ToolPurposeSide effects
lookup_userResolve a UPN to a user record — department, manager, group memberships, account status. Always the first call.None
check_group_accessRead the group's policy (auto-on-join, manager-approval, compliance-approval, elevated-approval) and whether the user is already a member.None
search_kbToken-set scoring against title + tags + summary. Returns top articles. Used to answer self-service questions before considering a group change.None
request_accessPOST to Microsoft Graph's /groups/{id}/members/$ref. Only callable after the policy engine has returned auto_fulfill.Mutates Graph
05 — Try it offline demo · no Azure required

Clone, run, chat.

The default mode is offline — deterministic router, fixture data, no API keys. Switch to Azure OpenAI + live Microsoft Graph with two env vars.

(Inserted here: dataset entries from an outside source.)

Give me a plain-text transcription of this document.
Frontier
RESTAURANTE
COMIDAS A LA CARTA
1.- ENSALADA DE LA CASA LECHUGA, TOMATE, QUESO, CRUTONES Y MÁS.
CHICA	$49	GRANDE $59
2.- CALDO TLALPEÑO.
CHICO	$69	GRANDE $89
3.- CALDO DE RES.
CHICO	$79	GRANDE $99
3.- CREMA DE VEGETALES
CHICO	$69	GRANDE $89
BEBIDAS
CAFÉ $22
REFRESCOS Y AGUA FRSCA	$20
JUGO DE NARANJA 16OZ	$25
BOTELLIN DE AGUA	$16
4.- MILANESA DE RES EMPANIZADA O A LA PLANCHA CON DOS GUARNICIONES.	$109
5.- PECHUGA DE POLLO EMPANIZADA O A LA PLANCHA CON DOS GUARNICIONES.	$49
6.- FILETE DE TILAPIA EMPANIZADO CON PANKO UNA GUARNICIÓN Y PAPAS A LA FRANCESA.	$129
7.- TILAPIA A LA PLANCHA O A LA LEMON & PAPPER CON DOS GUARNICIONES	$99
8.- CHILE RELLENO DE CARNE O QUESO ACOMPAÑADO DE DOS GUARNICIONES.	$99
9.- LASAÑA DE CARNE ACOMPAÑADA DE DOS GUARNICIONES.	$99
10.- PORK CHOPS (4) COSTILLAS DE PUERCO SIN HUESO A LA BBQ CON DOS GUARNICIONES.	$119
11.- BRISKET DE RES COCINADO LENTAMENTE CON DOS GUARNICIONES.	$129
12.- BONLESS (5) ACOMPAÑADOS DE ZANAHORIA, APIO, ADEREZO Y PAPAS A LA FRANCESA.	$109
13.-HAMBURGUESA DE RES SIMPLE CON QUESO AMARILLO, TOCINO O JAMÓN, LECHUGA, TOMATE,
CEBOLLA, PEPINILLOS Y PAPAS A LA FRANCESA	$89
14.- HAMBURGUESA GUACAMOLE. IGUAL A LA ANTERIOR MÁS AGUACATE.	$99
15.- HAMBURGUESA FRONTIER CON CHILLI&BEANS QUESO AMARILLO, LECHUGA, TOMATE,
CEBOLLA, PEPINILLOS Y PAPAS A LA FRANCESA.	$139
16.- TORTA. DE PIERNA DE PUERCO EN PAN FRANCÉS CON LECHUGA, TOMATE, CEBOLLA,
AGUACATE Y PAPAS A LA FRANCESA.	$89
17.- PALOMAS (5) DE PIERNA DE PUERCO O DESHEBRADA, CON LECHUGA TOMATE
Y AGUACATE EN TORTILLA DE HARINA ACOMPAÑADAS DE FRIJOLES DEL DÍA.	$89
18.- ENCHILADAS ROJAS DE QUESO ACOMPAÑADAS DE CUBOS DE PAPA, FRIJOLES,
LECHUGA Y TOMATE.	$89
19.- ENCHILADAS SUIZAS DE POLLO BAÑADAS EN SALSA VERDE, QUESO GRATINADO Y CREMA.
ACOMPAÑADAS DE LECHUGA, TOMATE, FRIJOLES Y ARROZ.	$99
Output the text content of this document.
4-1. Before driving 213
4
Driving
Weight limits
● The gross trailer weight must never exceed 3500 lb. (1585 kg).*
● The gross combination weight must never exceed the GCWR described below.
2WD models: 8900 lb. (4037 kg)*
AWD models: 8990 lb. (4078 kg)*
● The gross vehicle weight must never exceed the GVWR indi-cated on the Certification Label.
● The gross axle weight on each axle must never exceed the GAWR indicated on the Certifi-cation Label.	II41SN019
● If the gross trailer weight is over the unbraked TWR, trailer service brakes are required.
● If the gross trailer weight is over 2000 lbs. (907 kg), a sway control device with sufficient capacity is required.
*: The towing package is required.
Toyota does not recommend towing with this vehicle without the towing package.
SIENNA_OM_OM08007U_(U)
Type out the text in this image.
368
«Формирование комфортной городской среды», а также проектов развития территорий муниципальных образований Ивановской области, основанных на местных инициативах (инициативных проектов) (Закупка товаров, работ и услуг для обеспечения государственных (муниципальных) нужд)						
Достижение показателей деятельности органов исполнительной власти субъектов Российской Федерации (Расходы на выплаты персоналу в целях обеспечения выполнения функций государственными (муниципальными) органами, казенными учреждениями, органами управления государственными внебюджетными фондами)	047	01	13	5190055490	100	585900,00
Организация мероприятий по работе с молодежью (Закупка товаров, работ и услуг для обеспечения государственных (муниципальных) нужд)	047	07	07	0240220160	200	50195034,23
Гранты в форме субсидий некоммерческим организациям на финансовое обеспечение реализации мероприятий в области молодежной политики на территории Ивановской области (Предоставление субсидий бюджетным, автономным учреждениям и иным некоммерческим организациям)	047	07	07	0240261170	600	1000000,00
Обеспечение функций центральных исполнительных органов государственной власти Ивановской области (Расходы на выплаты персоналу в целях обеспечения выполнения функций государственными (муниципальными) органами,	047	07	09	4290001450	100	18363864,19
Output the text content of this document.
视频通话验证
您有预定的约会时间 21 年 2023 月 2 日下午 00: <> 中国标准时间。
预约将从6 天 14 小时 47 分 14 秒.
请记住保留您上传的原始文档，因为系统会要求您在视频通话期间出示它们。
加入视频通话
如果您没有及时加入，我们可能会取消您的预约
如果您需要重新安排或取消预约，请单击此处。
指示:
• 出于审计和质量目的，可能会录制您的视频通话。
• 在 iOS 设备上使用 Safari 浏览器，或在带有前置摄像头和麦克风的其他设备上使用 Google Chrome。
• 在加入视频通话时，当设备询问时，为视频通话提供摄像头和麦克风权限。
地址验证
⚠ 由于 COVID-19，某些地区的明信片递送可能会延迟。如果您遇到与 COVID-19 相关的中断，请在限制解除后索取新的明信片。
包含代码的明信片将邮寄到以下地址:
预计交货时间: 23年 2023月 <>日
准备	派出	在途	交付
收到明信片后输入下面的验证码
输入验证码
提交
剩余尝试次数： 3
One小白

offline · fixture data [ FAST PATH ]
$ git clone https://github.com/iambrucedavis/it-support-copilot
$ cd it-support-copilot
$ python3 -m venv .venv && source .venv/bin/activate
$ pip install -r requirements.txt

# REPL mode — pick a user, ask questions
$ python scripts/demo_chat.py --user bryan.jenkins@contoso.com

# Replay a committed transcript
$ python scripts/demo_chat.py --replay examples/conversations/vpn-self-serve.transcript.json
live · Azure OpenAI + Microsoft Graph [ PRODUCTION PATH ]
$ export GRAPH_MODE=live
$ export COPILOT_MODE=azure
$ export AZURE_OPENAI_ENDPOINT=https://your-aoi.openai.azure.com
$ export AZURE_OPENAI_API_KEY=...
$ az login                                                # or service principal env vars

$ uvicorn copilot_agent.server:app --port 8000           # /api/messages = Bot Framework webhook

Full Teams deployment (Bot Service registration, Container Apps, managed identity, Bicep templates) is documented in deploy/README.md. Sized for a low-volume internal pilot, scales to thousands of users by adjusting Container App replicas.